Shareholder power 'holding back economic growth'
- Published
The Bank of England's chief economist has expressed concern that shareholder power is leading to slower growth.
Andy Haldane told BBC Newsnight that business investment had been lower than was "desirable" for years.
One reason was that a high proportion of corporate profits were being paid out to shareholders rather than reinvested in the company.
He said that in 1970, £10 out of each £100 of profits were typically paid to shareholders through dividends.
Today, however, that figure was between £60 and £70. Mr Haldane argued that left far less cash available for growth-boosting investment and that firms risked "eating themselves".
Corporate short-termism - a focus on immediate gains rather than long-term prospects - was a rising problem for companies and pre-dated the financial crisis, he said.
Mr Haldane believes that one possible major cause of this short-termism is the nature of UK company law, which gives most decision making power to shareholders.
Less long-term interest
The nature of shareholding has changed over time. In 1945 the average investor held a share for an average of six years, but that has now fallen to just six months.

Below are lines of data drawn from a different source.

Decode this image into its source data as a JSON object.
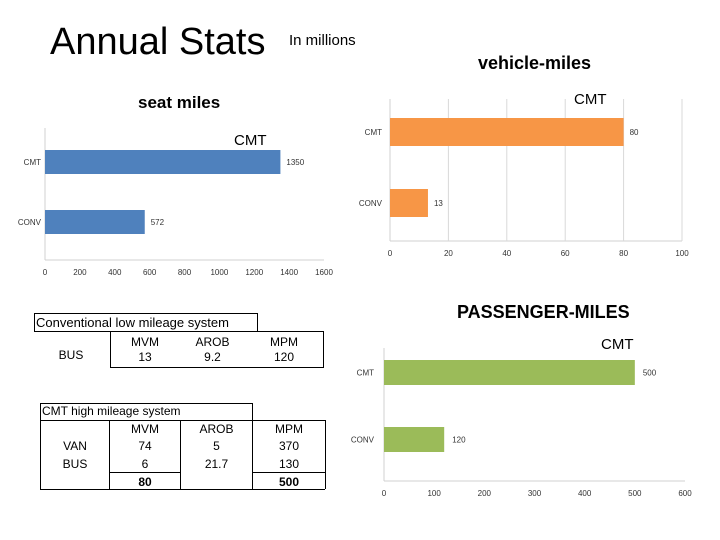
{
  "header": {
    "title": "Annual Stats",
    "subtitle": "In millions"
  },
  "chart_data": [
    {
      "type": "bar",
      "orientation": "horizontal",
      "title": "seat miles",
      "annotation": "CMT",
      "categories": [
        "CMT",
        "CONV"
      ],
      "values": [
        1350,
        572
      ],
      "xlim": [
        0,
        1600
      ],
      "xticks": [
        "0",
        "200",
        "400",
        "600",
        "800",
        "1000",
        "1200",
        "1400",
        "1600"
      ],
      "color": "#4f81bd",
      "grid": false
    },
    {
      "type": "bar",
      "orientation": "horizontal",
      "title": "vehicle-miles",
      "annotation": "CMT",
      "categories": [
        "CMT",
        "CONV"
      ],
      "values": [
        80,
        13
      ],
      "xlim": [
        0,
        100
      ],
      "xticks": [
        "0",
        "20",
        "40",
        "60",
        "80",
        "100"
      ],
      "color": "#f79646",
      "grid": true
    },
    {
      "type": "bar",
      "orientation": "horizontal",
      "title": "PASSENGER-MILES",
      "annotation": "CMT",
      "categories": [
        "CMT",
        "CONV"
      ],
      "values": [
        500,
        120
      ],
      "xlim": [
        0,
        600
      ],
      "xticks": [
        "0",
        "100",
        "200",
        "300",
        "400",
        "500",
        "600"
      ],
      "color": "#9bbb59",
      "grid": false
    }
  ],
  "tables": {
    "conventional": {
      "title": "Conventional low mileage system",
      "row": "BUS",
      "headers": [
        "MVM",
        "AROB",
        "MPM"
      ],
      "values": [
        "13",
        "9.2",
        "120"
      ]
    },
    "cmt": {
      "title": "CMT high mileage system",
      "headers": [
        "MVM",
        "AROB",
        "MPM"
      ],
      "rows": [
        {
          "label": "VAN",
          "values": [
            "74",
            "5",
            "370"
          ]
        },
        {
          "label": "BUS",
          "values": [
            "6",
            "21.7",
            "130"
          ]
        },
        {
          "label": "",
          "values": [
            "80",
            "",
            "500"
          ]
        }
      ]
    }
  }
}
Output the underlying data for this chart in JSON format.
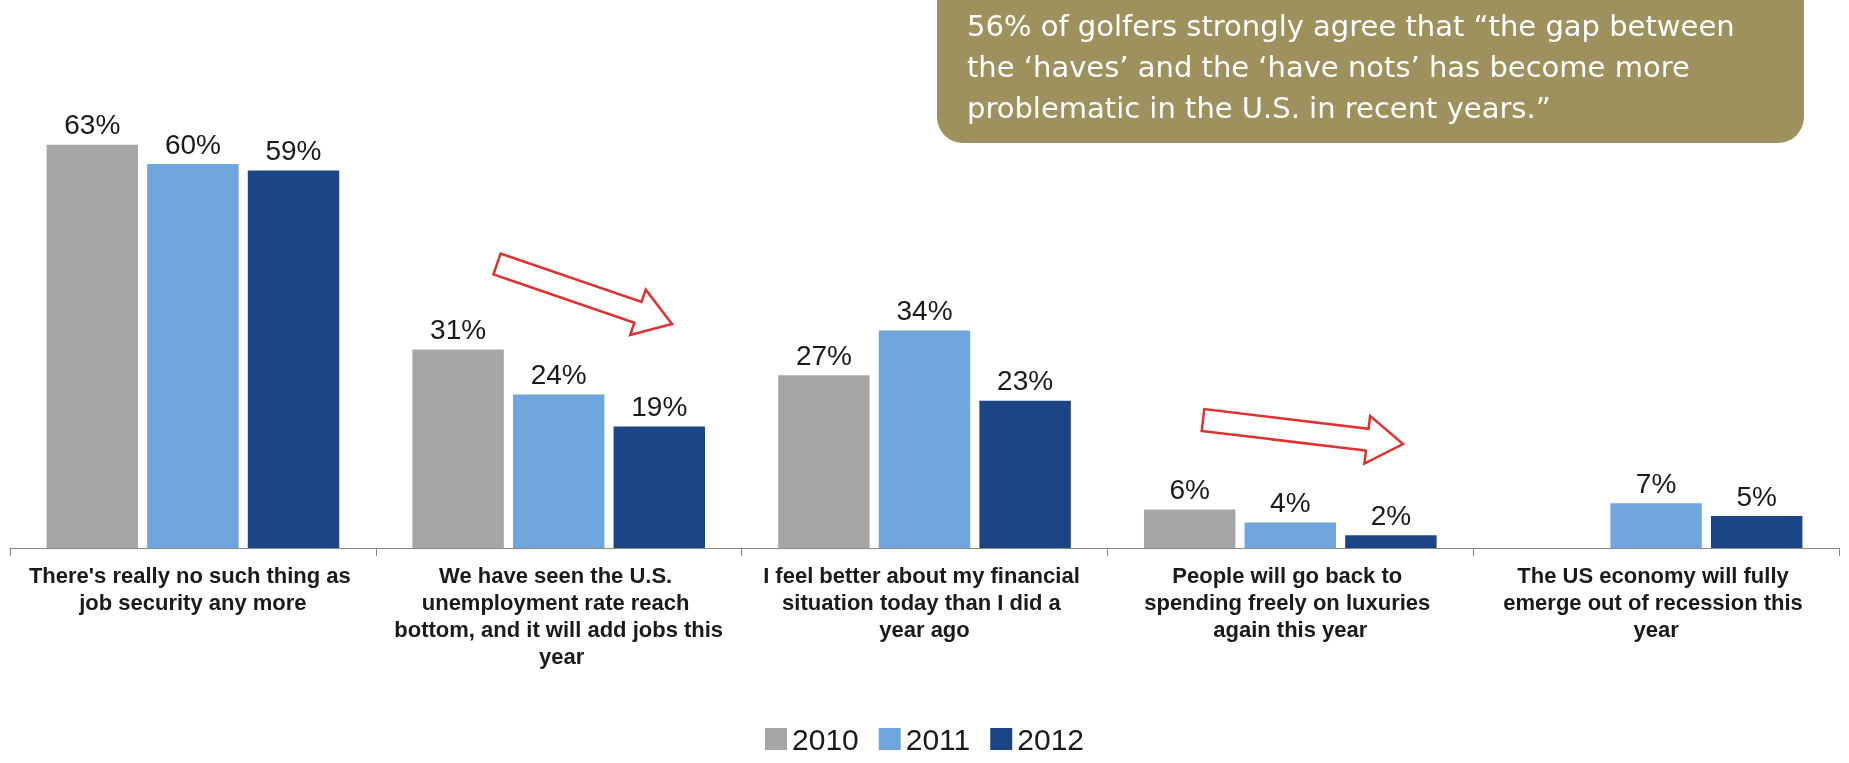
{
  "chart_data": {
    "type": "bar",
    "categories": [
      "There's really no such thing as job security any more",
      "We have seen the U.S. unemployment rate reach bottom, and it will add jobs this year",
      "I feel better about my financial situation today than I did a year ago",
      "People will go back to spending freely on luxuries again this year",
      "The US economy will fully emerge out of recession this year"
    ],
    "series": [
      {
        "name": "2010",
        "color": "#a6a6a6",
        "values": [
          63,
          31,
          27,
          6,
          null
        ],
        "value_labels": [
          "63%",
          "31%",
          "27%",
          "6%",
          null
        ]
      },
      {
        "name": "2011",
        "color": "#6fa6dd",
        "values": [
          60,
          24,
          34,
          4,
          7
        ],
        "value_labels": [
          "60%",
          "24%",
          "34%",
          "4%",
          "7%"
        ]
      },
      {
        "name": "2012",
        "color": "#1c4587",
        "values": [
          59,
          19,
          23,
          2,
          5
        ],
        "value_labels": [
          "59%",
          "19%",
          "23%",
          "2%",
          "5%"
        ]
      }
    ],
    "annotations": [
      "56% of golfers strongly agree that “the gap between the ‘haves’ and the ‘have nots’ has become more problematic in the U.S. in recent years.”"
    ],
    "legend": "bottom"
  }
}
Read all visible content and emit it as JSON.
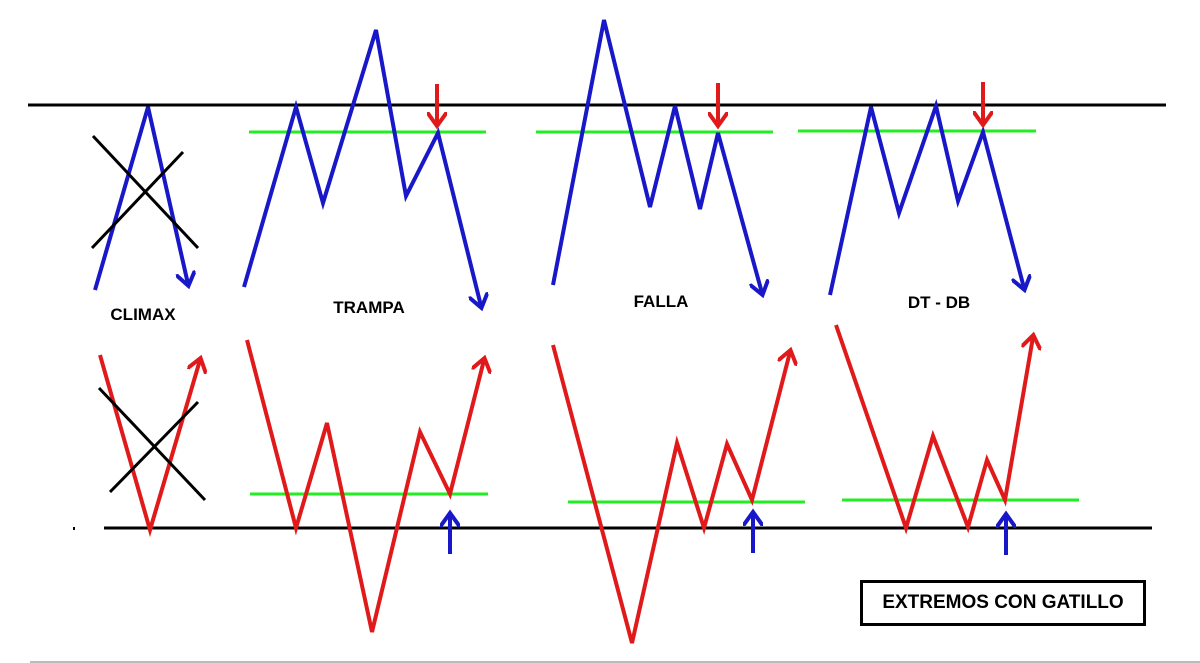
{
  "colors": {
    "top_pattern": "#1818c8",
    "bottom_pattern": "#e01a1a",
    "trigger_line": "#22ee22",
    "extreme_line": "#000000",
    "crossed_out": "#000000",
    "top_trigger_arrow": "#e01a1a",
    "bottom_trigger_arrow": "#1818c8"
  },
  "patterns": [
    {
      "id": "climax",
      "label": "CLIMAX",
      "crossed_out": true,
      "has_trigger": false
    },
    {
      "id": "trampa",
      "label": "TRAMPA",
      "crossed_out": false,
      "has_trigger": true
    },
    {
      "id": "falla",
      "label": "FALLA",
      "crossed_out": false,
      "has_trigger": true
    },
    {
      "id": "dt-db",
      "label": "DT - DB",
      "crossed_out": false,
      "has_trigger": true
    }
  ],
  "title": "EXTREMOS CON GATILLO"
}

These lower holding periods mean that the people ultimately charged with making decisions may have less interest in the long-term health of the companies they invest in.
He welcomed the Government's productivity plan to boost UK growth, but noted that increasing investment was a major part of that policy and argued that an examination of UK company law may be needed.
While the UK and US systems give a prime position to shareholders in the governance of companies, other models are available. Mr Haldane noted that other systems of corporate law give greater weight to other stakeholders - such as employees and customers - than the UK system.
He argued that the model of the shareholder-dominated firm had been very successful over the past 150 years, but also said it was possible to "have too much of a good thing". With business investment low and productivity growth weak, it may be the time to look again at the model, Mr Haldane added.
Free thinker
He argued that changing management incentives and the structure of companies to better align incentive for the longer term would be "a good thing".
Mr Haldane, who has been the Bank's chief economist since last year and sits on the interest rate setting Monetary Policy Committee, is widely regarded as a free thinker and an internationally influential central banker.
He has previously argued that incentive structures in banks led to short-term decision making, too much borrowing and ultimately contributed to the financial crisis of 2008.
Today's intervention represents a widening of his critique to include non-banks.
On the Bank's Monetary Policy Committee Haldane is seen as the most "dove-ish" member - the least likely to vote for an interest rate rise in the near-term. Today he reiterated his view that rates could go up or down in the future and that he thought the current level was appropriate for the near term.
He said that the UK economy was "still healing" rather than back to full health. Combined with the fact that there are no immediate price pressures (with CPI inflation at 0%) and what he called a "wobbly world" outlook, he did not see a need for an interest rate rise soon.
Speaking about the longer term growth outlook, he said he saw economic "headwinds" such as demographic change, the overhang of high debt from the crisis and its aftermath and the rise of short-termism that could mean economic growth in the future is weaker than in the past.